Pläne für einen Militäreinsatz zur Vertreibung radikalislamischer Milizen aus dem Norden Malis werden offenbar konkreter.

Am Dienstag werde es in Bamako eine militärische Konferenz zur Vorbereitung geben, teilte der Friedens- und Sicherheitsrat der Afrikanischen Union (AU) gestern am späten Abend in der äthiopischen Hauptstadt Addis Abeba mit.

UNO gab bereits grünes Licht

Die Konferenz sei Teil einer „gesamtheitlichen Lösung“ der Krise, die neben einer gewaltsamen Intervention auch weiterhin den Dialog mit moderateren Gruppen in Nordmali vorsieht. Der UNO-Sicherheitsrat hatte kürzlich eine Militäroffensive einer Regionaltruppe genehmigt und konkrete Pläne gefordert.

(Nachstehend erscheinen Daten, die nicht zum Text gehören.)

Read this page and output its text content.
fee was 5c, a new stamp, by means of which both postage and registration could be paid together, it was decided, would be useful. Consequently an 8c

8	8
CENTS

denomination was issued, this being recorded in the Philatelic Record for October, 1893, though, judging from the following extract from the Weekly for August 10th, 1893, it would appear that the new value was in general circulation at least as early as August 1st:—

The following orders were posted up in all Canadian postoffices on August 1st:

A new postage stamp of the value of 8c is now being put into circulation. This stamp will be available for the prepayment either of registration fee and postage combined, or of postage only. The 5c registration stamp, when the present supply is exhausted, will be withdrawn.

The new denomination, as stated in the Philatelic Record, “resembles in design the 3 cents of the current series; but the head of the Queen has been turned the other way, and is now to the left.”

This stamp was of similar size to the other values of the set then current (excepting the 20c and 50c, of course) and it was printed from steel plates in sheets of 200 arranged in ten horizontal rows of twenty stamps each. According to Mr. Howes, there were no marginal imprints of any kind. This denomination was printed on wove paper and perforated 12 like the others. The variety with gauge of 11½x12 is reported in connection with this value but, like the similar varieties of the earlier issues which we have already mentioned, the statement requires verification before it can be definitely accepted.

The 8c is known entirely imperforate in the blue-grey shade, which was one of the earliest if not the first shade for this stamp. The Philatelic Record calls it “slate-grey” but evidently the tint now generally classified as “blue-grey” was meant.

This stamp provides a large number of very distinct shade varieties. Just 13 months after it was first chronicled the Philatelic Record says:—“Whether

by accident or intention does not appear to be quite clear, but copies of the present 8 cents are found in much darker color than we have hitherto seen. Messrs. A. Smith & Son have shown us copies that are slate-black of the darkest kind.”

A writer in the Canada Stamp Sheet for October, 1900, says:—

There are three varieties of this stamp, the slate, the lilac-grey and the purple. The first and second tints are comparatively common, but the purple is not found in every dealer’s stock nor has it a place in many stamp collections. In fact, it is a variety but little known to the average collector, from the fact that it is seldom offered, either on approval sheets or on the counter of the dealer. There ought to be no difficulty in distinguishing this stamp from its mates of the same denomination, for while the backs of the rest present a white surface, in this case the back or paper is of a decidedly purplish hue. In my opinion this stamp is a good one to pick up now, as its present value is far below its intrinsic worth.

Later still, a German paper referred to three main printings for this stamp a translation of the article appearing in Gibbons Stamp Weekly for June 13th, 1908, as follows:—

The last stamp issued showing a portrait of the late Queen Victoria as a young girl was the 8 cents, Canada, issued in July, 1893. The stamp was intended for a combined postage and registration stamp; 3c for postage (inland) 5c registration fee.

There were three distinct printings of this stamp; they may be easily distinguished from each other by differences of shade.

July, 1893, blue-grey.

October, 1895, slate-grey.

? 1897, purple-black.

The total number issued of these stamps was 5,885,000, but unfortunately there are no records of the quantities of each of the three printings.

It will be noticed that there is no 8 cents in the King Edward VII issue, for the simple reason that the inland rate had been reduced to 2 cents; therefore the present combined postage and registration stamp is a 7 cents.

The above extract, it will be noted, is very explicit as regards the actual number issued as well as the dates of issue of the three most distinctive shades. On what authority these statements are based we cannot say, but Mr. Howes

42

Die Westafrikanische Wirtschaftsgemeinschaft (ECOWAS) will mehr als 3.000 Soldaten bereitstellen. UNO und EU könnten logistische Unterstützung leisten. Die Kommissionschefin der AU, Nkosazana Dlamini-Zuma, betonte erneut, dass die Besetzung Nordmalis durch Extremisten „international eine Bedrohung für Frieden und Sicherheit“ darstelle.